Transaction processing systems capture and process the detailed information necessary to update data on the fundamental operations of an organization. Learn about the characteristics of different types of systems in this lesson.



Transaction Processing

Consider for a moment all the events that take place on a daily basis in an organization. Let's take an electronics store as an example. A single store can easily carry 10,000 different items. Throughout the day, customers come into the store, select a product and pay for it at the checkout counter. Staff is continuously taking items from the stock room and placing them on the shelves. When the stock runs low, new shipments are ordered. Other customers come in to exchange items and deal with warranty issues.
All of these events are referred to as transactions, and keeping track of them requires a transaction processing system. A transaction processing system, or TPS, is a system to capture and process the detailed information necessary to update data on the fundamental operations of an organization.
A transaction is essentially a single event that changes something. There are many different types of transactions. For example, customer orders, receipts, invoices, payments, etc. The actual processing of transactions includes the collection, editing, manipulation and storage of data. The result of processing a transaction is that the records of an organization are updated to reflect the new conditions at the time of the last processed transaction.
Consider the example of the electronics store. A customer buys a video game and pays for it with cash at the register. This event is recorded as a sale transaction. However, it also triggers other transactions.

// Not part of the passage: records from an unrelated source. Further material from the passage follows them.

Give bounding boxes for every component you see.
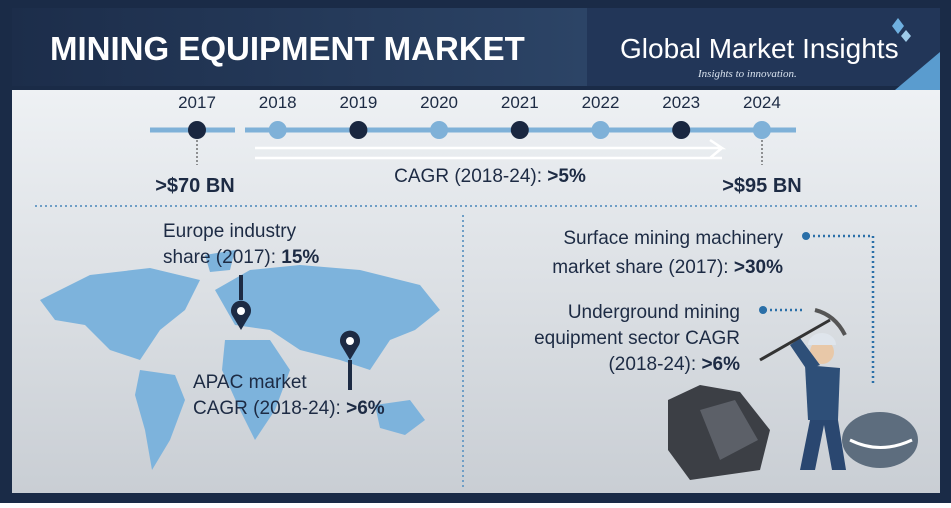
- logo-mark: [892, 18, 911, 42]
- cagr: CAGR (2018-24): >5%: [394, 166, 586, 187]
- note-line: (2018-24): >6%: [608, 354, 740, 375]
- brand: Global Market Insights: [620, 33, 899, 64]
- note-line: share (2017): 15%: [163, 247, 319, 268]
- miner-illustration: [668, 308, 918, 480]
- note-line: Europe industry: [163, 221, 297, 242]
- start-value: >$70 BN: [155, 175, 235, 197]
- timeline-dot: [349, 121, 368, 139]
- note-value: 15%: [281, 247, 319, 268]
- title-bar: [12, 8, 587, 86]
- note-value: >30%: [734, 257, 783, 278]
- year-label: 2020: [420, 93, 458, 112]
- timeline-dot: [591, 121, 610, 139]
- tagline: Insights to innovation.: [697, 68, 797, 80]
- timeline: 2017 2018 2019 2020 2021 2022 2023 2024: [150, 93, 796, 165]
- title: MINING EQUIPMENT MARKET: [50, 30, 525, 67]
- note-text: Surface mining machinery: [563, 228, 783, 249]
- note-line: CAGR (2018-24): >6%: [193, 398, 385, 419]
- note-line: Surface mining machinery: [563, 228, 783, 249]
- note-line: equipment sector CAGR: [534, 328, 740, 349]
- map-pin: [340, 330, 360, 390]
- note-value: >6%: [346, 398, 385, 419]
- note-line: APAC market: [193, 372, 307, 393]
- leader-dot: [802, 232, 810, 240]
- timeline-dot: [268, 121, 287, 139]
- cagr-label: CAGR (2018-24):: [394, 166, 542, 187]
- note-text: equipment sector CAGR: [534, 328, 740, 349]
- end-value: >$95 BN: [722, 175, 802, 197]
- note-text: Europe industry: [163, 221, 297, 242]
- note-line: Underground mining: [568, 302, 740, 323]
- timeline-dot: [752, 121, 771, 139]
- corner-accent: [895, 52, 940, 90]
- year-label: 2018: [259, 93, 297, 112]
- note-value: >6%: [701, 354, 740, 375]
- timeline-dot: [510, 121, 529, 139]
- note-text: (2018-24):: [608, 354, 696, 375]
- dotted-leader: [765, 234, 875, 385]
- world-map: [40, 250, 440, 470]
- note-text: APAC market: [193, 372, 307, 393]
- map-pin: [231, 275, 251, 330]
- year-label: 2023: [662, 93, 700, 112]
- timeline-dot: [672, 121, 691, 139]
- logo-bar: [587, 8, 940, 86]
- timeline-dot: [188, 121, 206, 139]
- note-text: market share (2017):: [552, 257, 728, 278]
- year-label: 2021: [501, 93, 539, 112]
- note-line: market share (2017): >30%: [552, 257, 783, 278]
- year-label: 2017: [178, 93, 216, 112]
- year-label: 2022: [582, 93, 620, 112]
- cagr-value: >5%: [547, 166, 586, 187]
- year-label: 2019: [339, 93, 377, 112]
- note-text: share (2017):: [163, 247, 276, 268]
- timeline-dot: [430, 121, 449, 139]
- year-label: 2024: [743, 93, 781, 112]
- leader-dot: [759, 306, 767, 314]
- note-text: CAGR (2018-24):: [193, 398, 341, 419]
- note-text: Underground mining: [568, 302, 740, 323]
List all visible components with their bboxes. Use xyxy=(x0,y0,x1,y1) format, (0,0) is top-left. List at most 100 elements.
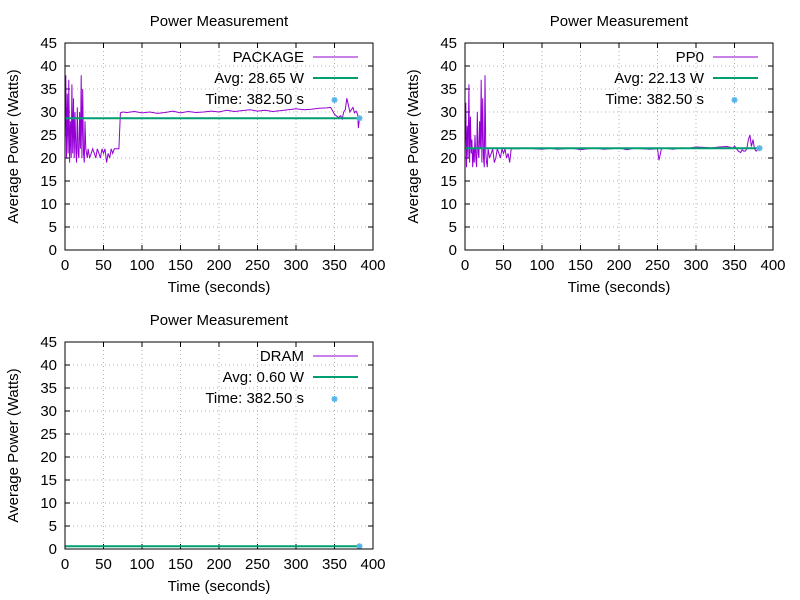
y-tick-label: 20 xyxy=(40,150,57,167)
legend: PACKAGE Avg: 28.65 W Time: 382.50 s xyxy=(205,49,358,108)
x-tick-label: 400 xyxy=(360,257,385,274)
x-tick-label: 50 xyxy=(495,257,512,274)
y-tick-label: 35 xyxy=(440,81,457,98)
chart-panel-dram: 0 50 100 150 200 250 300 350 400 0 5 10 15 20 25 30 35 40… xyxy=(5,312,386,595)
x-axis-label: Time (seconds) xyxy=(568,279,671,296)
legend-label-average: Avg: 28.65 W xyxy=(214,70,305,87)
time-marker xyxy=(356,115,363,122)
chart-title: Power Measurement xyxy=(550,13,689,30)
y-tick-label: 25 xyxy=(440,127,457,144)
legend-label-series: PACKAGE xyxy=(233,49,304,66)
x-axis-label: Time (seconds) xyxy=(168,279,271,296)
y-tick-label: 35 xyxy=(40,81,57,98)
y-tick-label: 25 xyxy=(40,426,57,443)
legend: PP0 Avg: 22.13 W Time: 382.50 s xyxy=(605,49,758,108)
legend-label-time: Time: 382.50 s xyxy=(205,91,304,108)
x-tick-label: 50 xyxy=(95,257,112,274)
y-tick-label: 30 xyxy=(40,104,57,121)
x-tick-label: 200 xyxy=(206,556,231,573)
x-tick-label: 350 xyxy=(322,257,347,274)
x-tick-label: 300 xyxy=(683,257,708,274)
plot-border xyxy=(464,42,774,251)
y-tick-label: 10 xyxy=(40,495,57,512)
y-tick-label: 10 xyxy=(440,196,457,213)
y-tick-label: 45 xyxy=(40,35,57,52)
legend: DRAM Avg: 0.60 W Time: 382.50 s xyxy=(205,348,358,407)
chart-title: Power Measurement xyxy=(150,312,289,329)
x-tick-label: 100 xyxy=(529,257,554,274)
legend-label-series: PP0 xyxy=(676,49,704,66)
time-marker-stroke xyxy=(356,543,363,550)
legend-swatch-time-stroke xyxy=(331,97,338,103)
chart-title: Power Measurement xyxy=(150,13,289,30)
chart-panel-package: 0 50 100 150 200 250 300 350 400 0 5 10 15 20 25 30 35 40… xyxy=(5,13,386,296)
x-tick-label: 50 xyxy=(95,556,112,573)
x-tick-label: 150 xyxy=(568,257,593,274)
y-tick-label: 20 xyxy=(40,449,57,466)
y-tick-label: 30 xyxy=(40,403,57,420)
y-tick-label: 5 xyxy=(449,219,457,236)
y-tick-label: 25 xyxy=(40,127,57,144)
x-tick-label: 350 xyxy=(722,257,747,274)
y-tick-label: 0 xyxy=(49,242,57,259)
y-tick-label: 20 xyxy=(440,150,457,167)
x-tick-label: 150 xyxy=(168,556,193,573)
y-tick-label: 40 xyxy=(440,58,457,75)
x-tick-label: 250 xyxy=(245,556,270,573)
legend-label-time: Time: 382.50 s xyxy=(605,91,704,108)
x-tick-label: 150 xyxy=(168,257,193,274)
y-tick-label: 40 xyxy=(40,58,57,75)
y-tick-label: 5 xyxy=(49,518,57,535)
x-tick-label: 300 xyxy=(283,257,308,274)
x-tick-label: 250 xyxy=(245,257,270,274)
legend-swatch-time-stroke xyxy=(331,396,338,402)
y-tick-label: 15 xyxy=(40,472,57,489)
y-tick-label: 0 xyxy=(49,541,57,558)
y-tick-label: 45 xyxy=(440,35,457,52)
legend-label-average: Avg: 0.60 W xyxy=(223,369,305,386)
x-tick-label: 0 xyxy=(61,556,69,573)
x-tick-label: 250 xyxy=(645,257,670,274)
y-tick-label: 5 xyxy=(49,219,57,236)
x-tick-label: 400 xyxy=(760,257,785,274)
grid xyxy=(465,43,773,250)
x-tick-label: 350 xyxy=(322,556,347,573)
y-tick-label: 30 xyxy=(440,104,457,121)
legend-label-average: Avg: 22.13 W xyxy=(614,70,705,87)
time-marker-stroke xyxy=(756,145,763,151)
time-marker xyxy=(756,145,763,152)
time-marker xyxy=(356,543,363,550)
x-tick-label: 200 xyxy=(206,257,231,274)
grid xyxy=(65,342,373,549)
x-tick-label: 0 xyxy=(61,257,69,274)
y-axis-label: Average Power (Watts) xyxy=(5,69,22,223)
y-axis-label: Average Power (Watts) xyxy=(5,368,22,522)
legend-label-time: Time: 382.50 s xyxy=(205,390,304,407)
y-tick-label: 10 xyxy=(40,196,57,213)
x-tick-label: 100 xyxy=(129,556,154,573)
series-line-package xyxy=(65,75,360,163)
y-axis-label: Average Power (Watts) xyxy=(405,69,422,223)
x-tick-label: 400 xyxy=(360,556,385,573)
legend-label-series: DRAM xyxy=(260,348,304,365)
legend-swatch-time xyxy=(331,97,338,103)
y-tick-label: 40 xyxy=(40,357,57,374)
y-tick-label: 15 xyxy=(440,173,457,190)
legend-swatch-time xyxy=(331,396,338,402)
y-tick-label: 45 xyxy=(40,334,57,351)
legend-swatch-time-stroke xyxy=(731,97,738,103)
plot-border xyxy=(64,42,374,251)
x-axis-label: Time (seconds) xyxy=(168,578,271,595)
time-marker-stroke xyxy=(356,115,363,121)
y-tick-label: 35 xyxy=(40,380,57,397)
plot-border xyxy=(64,341,374,550)
x-tick-label: 100 xyxy=(129,257,154,274)
x-tick-label: 300 xyxy=(283,556,308,573)
x-tick-label: 200 xyxy=(606,257,631,274)
grid xyxy=(65,43,373,250)
x-tick-label: 0 xyxy=(461,257,469,274)
y-tick-label: 0 xyxy=(449,242,457,259)
y-tick-label: 15 xyxy=(40,173,57,190)
legend-swatch-time xyxy=(731,97,738,103)
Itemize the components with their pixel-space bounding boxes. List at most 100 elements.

First, the amount of cash at the register has just gone up. Second, the inventory of the particular video game has gone down by one. These transactions are logically linked - they occur on the same day at the same time and involve the same item. Linking the transactions provides improved data consistency since one cannot exist without the other. The amount of cash in the register cannot go up unless some transaction makes this happen.
There are many different types of transaction processing systems, such as payroll, inventory control, order entry, accounts payable, accounts receivable and others. Transaction processing produces valuable input into many other systems in an organization, such as management information systems and decision support systems. A TPS serves as the foundation for these other systems. A TPS tracks routine operations but does not provide much support for decision making.
For example, in the case of a bank account, a TPS keeps track of all the events associated with a single account: deposits, withdrawals, transfers, fees, interest paid, etc. This provides a good description of the account activity.
Now let's say the customer comes into the bank and requests a car loan. The account activity is useful information but not enough for the bank to make a decision on the car loan. This requires combining information from different sources and analyzing the financial profile of the customer.